Burton pleaded guilty to 11 charges relating to the events of 6 January. The charges were one of murder, two of attempted murder, two of aggravated robbery, two of kidnapping, two of using a firearm against a law enforcement officer, aggravated injury and injuring with reckless disregard. He was sentenced to life imprisonment with a non-parole period of 26 years for the murder. For the other, lesser charges he was sentenced to preventive detention with a non-parole period of 26 years.

Parole Board inquiry

The Parole Board and the Corrections Department conducted separate inquiries into what went wrong. The Parole Board’s decision making was reviewed by James Ogloff, professor of forensic psychology at Monash University in Australia, and New Zealand’s Chief District Court Judge, Russell Johnson. At the Parole Board hearing on 20 June 2006 after which Burton was released, the board had access to six different psychological reports completed between 2002 and 2006. According to Judge Johnson and Professor Ogloff, all six reports recommended further alcohol and drug assessment and treatment, or identified relapse to drug use as a risk factor for Burton.

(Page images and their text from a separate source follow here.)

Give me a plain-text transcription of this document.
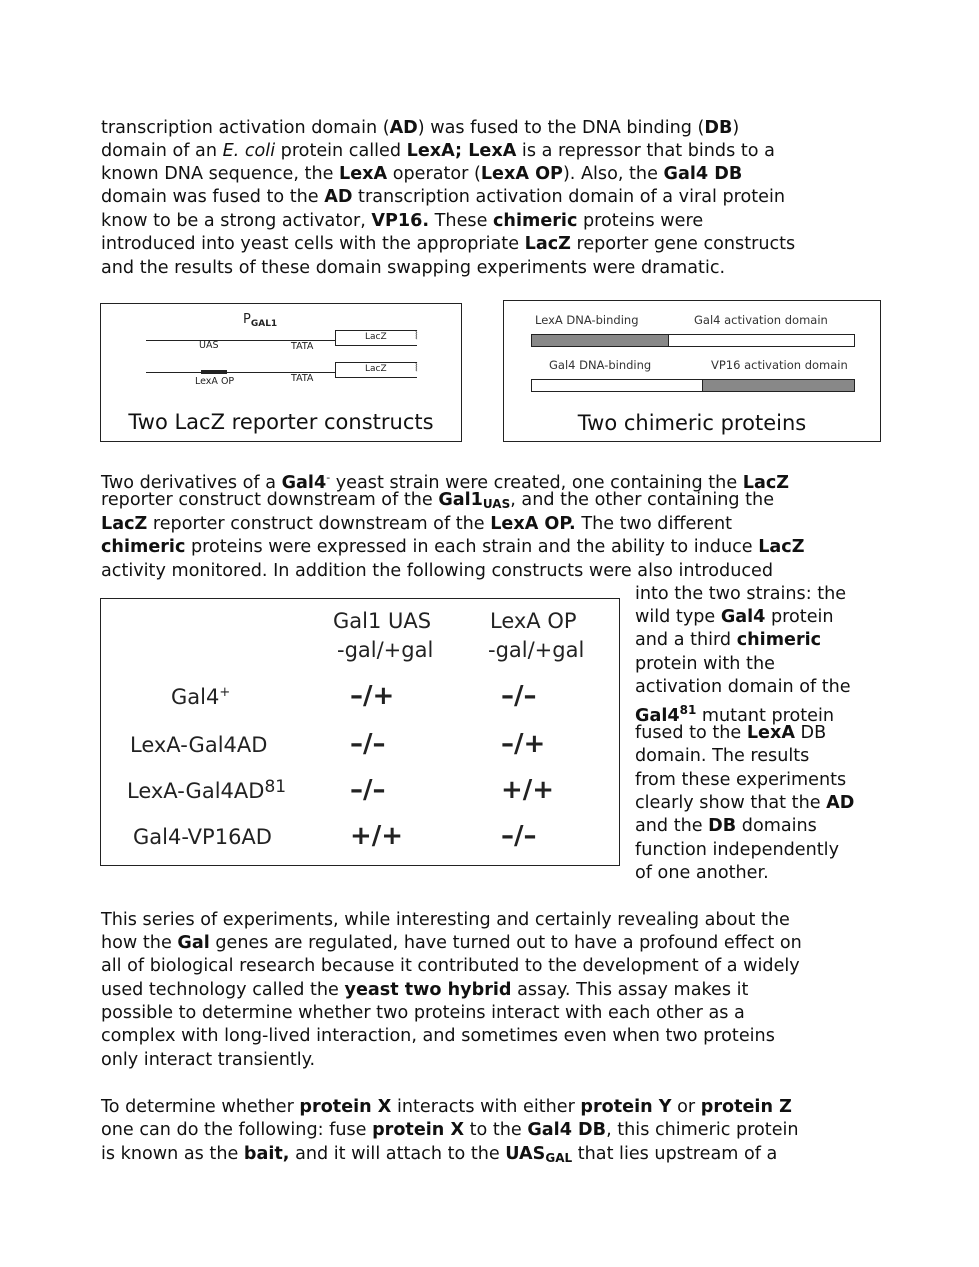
transcription activation domain (AD) was fused to the DNA binding (DB)

domain of an E. coli protein called LexA; LexA is a repressor that binds to a

known DNA sequence, the LexA operator (LexA OP). Also, the Gal4 DB

domain was fused to the AD transcription activation domain of a viral protein

know to be a strong activator, VP16. These chimeric proteins were

introduced into yeast cells with the appropriate LacZ reporter gene constructs

and the results of these domain swapping experiments were dramatic.

$P_{GAL1}$
LacZ ⧙
UAS	TATA
LacZ ⧙
LexA OP	TATA
Two LacZ reporter constructs
LexA DNA-binding	Gal4 activation domain
Gal4 DNA-binding	VP16 activation domain
Two chimeric proteins

Two derivatives of a Gal4- yeast strain were created, one containing the LacZ

reporter construct downstream of the $Gal1_{UAS}$, and the other containing the

LacZ reporter construct downstream of the LexA OP. The two different

chimeric proteins were expressed in each strain and the ability to induce LacZ

activity monitored. In addition the following constructs were also introduced

into the two strains: the

wild type Gal4 protein

and a third chimeric

protein with the

activation domain of the

$Gal4^{81}$ mutant protein

fused to the LexA DB

domain. The results

from these experiments

clearly show that the AD

and the DB domains

function independently

of one another.

Gal1 UAS
-gal/+gal
LexA OP
-gal/+gal
Gal4+	–/+	–/–
LexA-Gal4AD	–/–	–/+
LexA-$Gal4AD^{81}$ –/–	+/+
Gal4-VP16AD	+/+	–/–

This series of experiments, while interesting and certainly revealing about the

how the Gal genes are regulated, have turned out to have a profound effect on

all of biological research because it contributed to the development of a widely

used technology called the yeast two hybrid assay. This assay makes it

possible to determine whether two proteins interact with each other as a

complex with long-lived interaction, and sometimes even when two proteins

only interact transiently.

To determine whether protein X interacts with either protein Y or protein Z

one can do the following: fuse protein X to the Gal4 DB, this chimeric protein

is known as the bait, and it will attach to the $UAS_{GAL}$ that lies upstream of a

Corrections Department inquiry

Corrections examined its handling of the Burton case and also found some serious mistakes. Burton broke his parole conditions for the first time on 5 December 2006, when he phoned his probation officer instead of meeting him, but the probation officer took no action. He subsequently failed to report at all. Corrections did not lodge a complaint with police until 19 December, a week after Burton failed to report and two weeks after his first breach. Coroner Garry Evans found Burton had breached his parole conditions six times in the few months he was on the loose. In his final report on Mr Kuchenbecker's death, Mr Evans said: "Fundamentally, Burton was treated as a normal parolee... when, in fact, he was a high-risk, high-profile parolee, registered on the department's Offender Warning System, who required close monitoring for early signs of relapse and the taking of immediate and effective action on presentation of such signs... "
Police also knew of several incidents where Burton robbed and beat up drug dealers towards the end of November 2006, but declined to use the information to get him recalled to prison.

Later years

In December 2008, Burton was involved in another violent incident – this time in Auckland's maximum security Paremoremo Prison. He stabbed Headhunters gang member Dwayne Marsh through the heart and in the shoulders, arms and legs with a sharpened steel rod. Marsh was rushed to Auckland Hospital's emergency department by ambulance and placed in the Intensive Care Unit and Burton was subsequently convicted of attempted murder. Then in 2010 prison officers were placed under investigation after a knife was found in Burton's cell. A source told the Herald on Sunday that officers had been failing to make daily cell searches and the homemade pocketknife was discovered hidden inside a fan in his cell.
On 11 May 2018, Burton was assaulted in prison by three other inmates and taken to hospital with life threatening injuries. He was stabbed over 40 times, including in the eye, and now has "severely diminished vision".